Après un long moment, Danglard se rendit compte que s’il ne parlait pas, rien ne se serait sûrement dit avant des heures. Mais pour une fois, il se retrouva sans voix.
– Vous… commença-t-il sans avoir aucune idée de comment continuer sa phrase. Je…
Il poussa un profond soupir. Il entendit Adamsberg laisser également s’échapper un souffle, bien que le sien ait seulement pour but d’expirer de la fumée d’une cigarette volée à son fils absent. Une main chaude s’enroula lâchement autour de son poignet. Elle eut pour effet de lui faire enfin écarter les mains de son visage. Danglard détestait le fait qu’Adamsberg ait ce pouvoir au creux des mains.
– Désolé, finit par dire Danglard.
– Pourquoi ?
Danglard tourna vivement la tête vers lui. Adamsberg soutint son regard en prenant une bouffée de sa cigarette.
– Ce n’est pas de l’ironie, pensa-t-il tout haut.

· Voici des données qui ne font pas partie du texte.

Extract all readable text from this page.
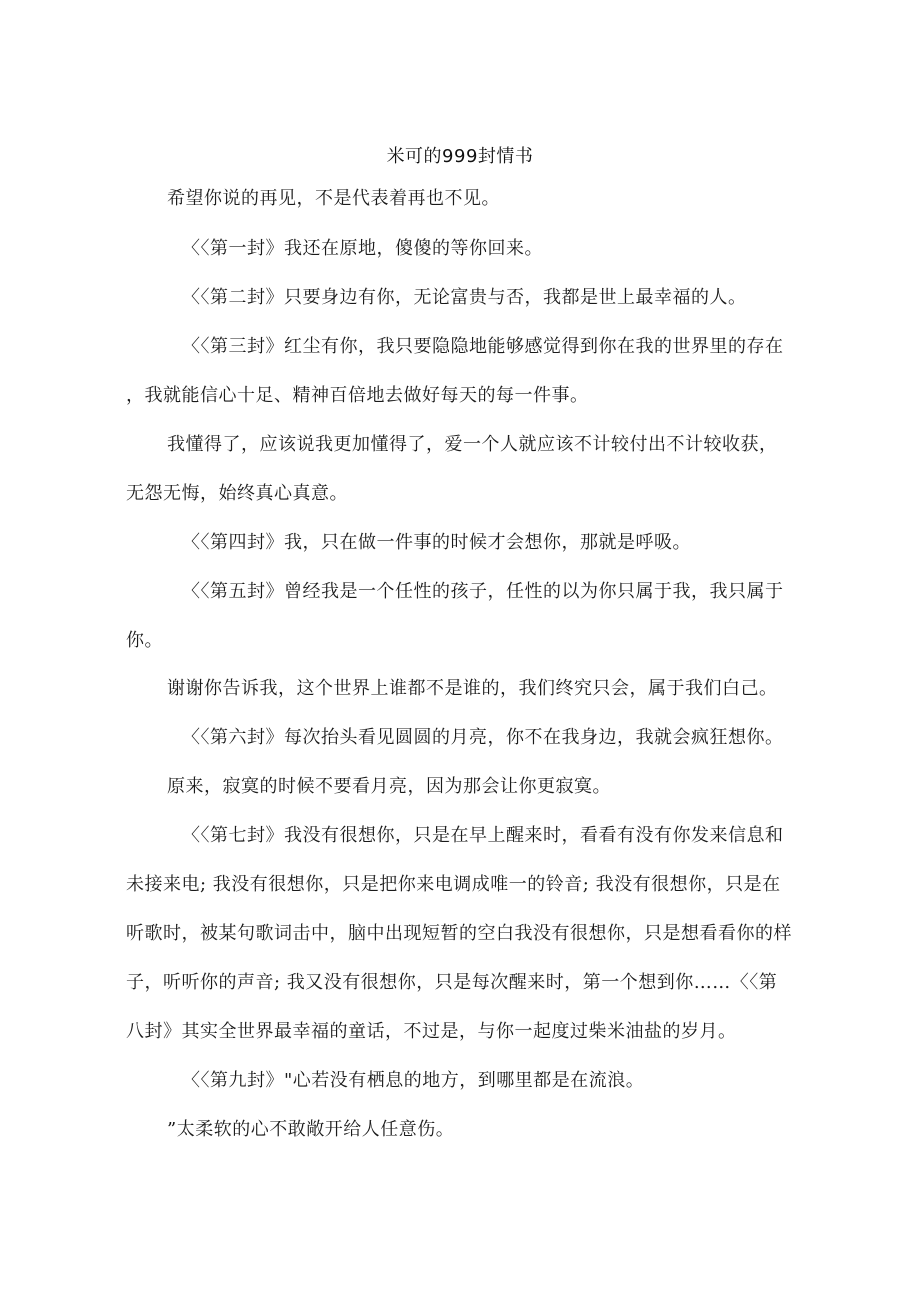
米可的999封情书
希望你说的再见，不是代表着再也不见。
〈〈第一封》我还在原地，傻傻的等你回来。
〈〈第二封》只要身边有你，无论富贵与否，我都是世上最幸福的人。
〈〈第三封》红尘有你，我只要隐隐地能够感觉得到你在我的世界里的存在
，我就能信心十足、精神百倍地去做好每天的每一件事。
我懂得了，应该说我更加懂得了，爱一个人就应该不计较付出不计较收获，
无怨无悔，始终真心真意。
〈〈第四封》我，只在做一件事的时候才会想你，那就是呼吸。
〈〈第五封》曾经我是一个任性的孩子，任性的以为你只属于我，我只属于
你。
谢谢你告诉我，这个世界上谁都不是谁的，我们终究只会，属于我们白己。
〈〈第六封》每次抬头看见圆圆的月亮，你不在我身边，我就会疯狂想你。
原来，寂寞的时候不要看月亮，因为那会让你更寂寞。
〈〈第七封》我没有很想你，只是在早上醒来时，看看有没有你发来信息和
未接来电; 我没有很想你，只是把你来电调成唯一的铃音; 我没有很想你，只是在
听歌时，被某句歌词击中，脑中出现短暂的空白我没有很想你，只是想看看你的样
子，听听你的声音; 我又没有很想你，只是每次醒来时，第一个想到你……〈〈第
八封》其实全世界最幸福的童话，不过是，与你一起度过柴米油盐的岁月。
〈〈第九封》"心若没有栖息的地方，到哪里都是在流浪。
”太柔软的心不敢敞开给人任意伤。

– Non, répondit Adamsberg. Pourquoi est-ce que ça en serait ?
– Parce que…!
Danglard se heurta au regard nonchalant et calme du commissaire. Il vit qu’il n’y avait aucune trace de… Rien. Il n’y avait rien dans ses yeux, comme à l’habitude. Il ne savait pas pourquoi il s’attendait à autre chose. Il y avait eu quelque chose, une étincelle, même un feu, une dizaine de minutes plus tôt, lorsqu’ils s’ébattaient encore des les draps. Mais cela avait disparu, à présent. Le regard flou était de retour. Danglard fixa le plafond. Adamsberg ne demanda pas de nouveau.
– Je m’excusais, continua tout de même Danglard, pour ma - Pour mon manque de… Performance.
Du coin de l'œil, Danglard vit Adamsberg esquisser un sourire. Il eut un coup de sang, fort et bref, poussé par la honte et l’angoisse.
– Ça vous fait marrer ? demanda-t-il avec une animosité qui s’effaça lorsque les yeux du commissaire se posèrent sur lui.
– Je pense que nous sommes au-delà du vouvoiement, commandant. Adrien, comment tu peux penser ça ?
Danglard eut un frisson dégouté. Il secoua la tête.
– Ne faites pas ça.
Adamsberg le regarda avec son sourire, assez charmant pour se damner. Un sourire que Danglard haïssait, parce qu’il le rendait faible lui aussi, comme tout le monde.
– Vous tutoyer ?
– Et m’appeler Adrien.
– On vient de coucher ensemble.
– Cela n’empêche pas.
– Je dirais que cela empêche. Mais peu importe. Je m’en fous, de votre trouble de l’érection.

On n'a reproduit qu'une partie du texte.